Comment by keeda

2 hours ago

I hadn't looked at that study you selected, but yeah the methodology conflicts with the abstract (Also it low-key seems to be an ad for "Flexi 2.0.") It does seems to be a shady paper, with a small N and in a journal of questionable repute.

That said, there are 80+ other studies listed in the meta-study, which is pretty frank about its limitations. (Note the snippets about positive biases in the conclusion.) It is going more for quantity over quality and is transparent about the statistical findings of each one (or lack thereof; see the count of "Not reported"s.) All these references have a myriad of results, but across the spectrum of well-designed studies at reputable venues to the other end, they follow the same themes, so I don't think this can be dismissed that easily.

But if you want, here's more research (some of which I linked in a sibling comment https://maxmynter.substack.com/p/learn-to-code-with-llms-i-r...

1 comment

keeda

runarberg 14 minutes ago

This was the only study from the meta analysis that I read, and I picked it because it made the strongest claim out of all of them.

This is in the opening of the results section in the meta-analysis:

> In the final screening phase, a rigorous full-text analysis evaluated the methodological robustness and empirical validity of the remaining studies. [...] The final corpus comprised 88 studies that demonstrated robust empirical evidence for LLM applications in educational contexts.

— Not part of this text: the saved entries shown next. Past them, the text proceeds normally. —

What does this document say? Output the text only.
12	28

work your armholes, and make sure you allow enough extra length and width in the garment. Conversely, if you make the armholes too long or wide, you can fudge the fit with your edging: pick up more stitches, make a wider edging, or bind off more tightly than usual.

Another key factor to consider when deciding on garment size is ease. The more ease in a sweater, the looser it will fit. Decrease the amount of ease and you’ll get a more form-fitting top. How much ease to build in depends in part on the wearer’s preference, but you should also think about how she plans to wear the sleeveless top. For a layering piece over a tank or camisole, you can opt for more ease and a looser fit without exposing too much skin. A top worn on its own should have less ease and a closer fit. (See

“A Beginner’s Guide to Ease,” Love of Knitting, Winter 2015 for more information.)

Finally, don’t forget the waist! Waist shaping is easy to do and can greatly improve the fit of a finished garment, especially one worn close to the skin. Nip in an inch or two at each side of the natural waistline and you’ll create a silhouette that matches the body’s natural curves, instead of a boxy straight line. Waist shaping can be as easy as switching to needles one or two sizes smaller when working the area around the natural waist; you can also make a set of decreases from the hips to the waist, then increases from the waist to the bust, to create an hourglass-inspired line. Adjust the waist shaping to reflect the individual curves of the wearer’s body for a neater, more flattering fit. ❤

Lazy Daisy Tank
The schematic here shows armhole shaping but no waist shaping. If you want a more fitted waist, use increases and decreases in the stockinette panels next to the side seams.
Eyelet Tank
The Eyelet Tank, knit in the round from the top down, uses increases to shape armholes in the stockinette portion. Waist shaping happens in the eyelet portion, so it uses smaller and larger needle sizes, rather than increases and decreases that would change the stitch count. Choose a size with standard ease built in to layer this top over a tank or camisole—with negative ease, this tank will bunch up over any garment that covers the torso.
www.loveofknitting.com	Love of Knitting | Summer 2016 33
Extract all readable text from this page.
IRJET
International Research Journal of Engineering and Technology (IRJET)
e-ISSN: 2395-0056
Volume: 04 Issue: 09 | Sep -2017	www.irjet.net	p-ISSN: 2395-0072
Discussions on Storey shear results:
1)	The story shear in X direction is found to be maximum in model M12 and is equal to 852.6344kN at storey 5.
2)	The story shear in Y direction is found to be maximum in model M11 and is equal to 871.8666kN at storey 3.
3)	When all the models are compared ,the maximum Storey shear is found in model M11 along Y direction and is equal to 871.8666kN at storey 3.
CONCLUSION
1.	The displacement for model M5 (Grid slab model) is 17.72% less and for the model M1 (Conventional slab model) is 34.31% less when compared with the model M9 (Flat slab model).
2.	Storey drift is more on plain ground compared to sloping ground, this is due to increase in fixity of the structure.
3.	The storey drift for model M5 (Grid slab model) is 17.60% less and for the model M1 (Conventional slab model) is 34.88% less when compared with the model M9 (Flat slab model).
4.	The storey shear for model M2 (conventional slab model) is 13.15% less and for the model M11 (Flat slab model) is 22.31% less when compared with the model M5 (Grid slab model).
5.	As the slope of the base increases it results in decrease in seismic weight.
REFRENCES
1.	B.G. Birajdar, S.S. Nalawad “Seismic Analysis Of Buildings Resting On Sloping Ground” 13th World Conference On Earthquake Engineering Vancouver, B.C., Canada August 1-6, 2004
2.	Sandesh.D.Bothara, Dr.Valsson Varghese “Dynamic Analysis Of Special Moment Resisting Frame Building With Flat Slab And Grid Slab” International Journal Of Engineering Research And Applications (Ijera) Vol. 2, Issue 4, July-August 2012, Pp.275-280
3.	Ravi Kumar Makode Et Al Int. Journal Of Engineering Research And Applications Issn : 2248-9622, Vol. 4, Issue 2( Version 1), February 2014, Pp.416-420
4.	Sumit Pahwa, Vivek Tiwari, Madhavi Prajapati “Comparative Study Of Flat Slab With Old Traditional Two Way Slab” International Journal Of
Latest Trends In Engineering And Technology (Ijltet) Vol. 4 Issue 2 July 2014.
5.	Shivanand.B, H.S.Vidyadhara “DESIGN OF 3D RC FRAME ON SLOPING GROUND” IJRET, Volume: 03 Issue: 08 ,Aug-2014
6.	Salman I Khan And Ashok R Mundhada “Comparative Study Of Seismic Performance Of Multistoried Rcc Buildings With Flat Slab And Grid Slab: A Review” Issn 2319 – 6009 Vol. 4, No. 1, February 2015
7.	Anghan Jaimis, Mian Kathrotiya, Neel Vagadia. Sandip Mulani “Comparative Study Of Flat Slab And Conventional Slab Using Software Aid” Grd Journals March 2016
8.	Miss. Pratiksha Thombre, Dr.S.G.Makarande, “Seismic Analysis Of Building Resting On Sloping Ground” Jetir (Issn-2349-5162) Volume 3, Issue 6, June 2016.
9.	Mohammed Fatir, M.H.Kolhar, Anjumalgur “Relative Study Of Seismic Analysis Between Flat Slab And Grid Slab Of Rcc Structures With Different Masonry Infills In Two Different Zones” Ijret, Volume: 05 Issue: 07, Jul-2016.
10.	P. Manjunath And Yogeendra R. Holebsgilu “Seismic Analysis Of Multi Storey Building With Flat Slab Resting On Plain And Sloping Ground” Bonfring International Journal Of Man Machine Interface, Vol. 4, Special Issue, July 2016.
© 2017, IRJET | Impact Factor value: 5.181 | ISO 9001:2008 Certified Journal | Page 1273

The inclusion of the study I read does not give me confidence that this statement is true. And the fact that they reach their conclusion by simply tallying up the positive vs. negative studies makes me conclude that this meta-analysis is practically useless. They do admit this in the conclusion (which is probably why it passed peer review [assuming the peer reviewer didn’t read the same citation as me as I am 100% certain they would have asked for it to be excluded]). But that pretty much just leaves us with nothing. We are exactly where we started. No evidence that LLMs help students beyond traditional methods.

Now I am not gonna read that Anthropic study. It reminds me of Cigarette companies finding the health benefits of cigarettes. That leaves that excellent 3-study review. In their first study they found LLM has negative effects on students (in line with the first link you showed me). In the second study they found no effect. And in the third study they found mixed (nuanced) effect where using LLMs as tutor helped students in one aspect but had negative effects on others. This is by far the best study you have presented me but it still does not change my opinion. There is little evidence that LLMs (even when used as a tutor) help people learn better traditional methods.

What makes me even more against this sentiment is this quote from the conclusion of the 3-study review paper:

> Our results suggest that students prefer to use LLMs to substitute rather than complement learning activities.

So on their own, students are more likely to use LLMs in a way which is harmful to their learning. I would expect similar behavior of junior developers.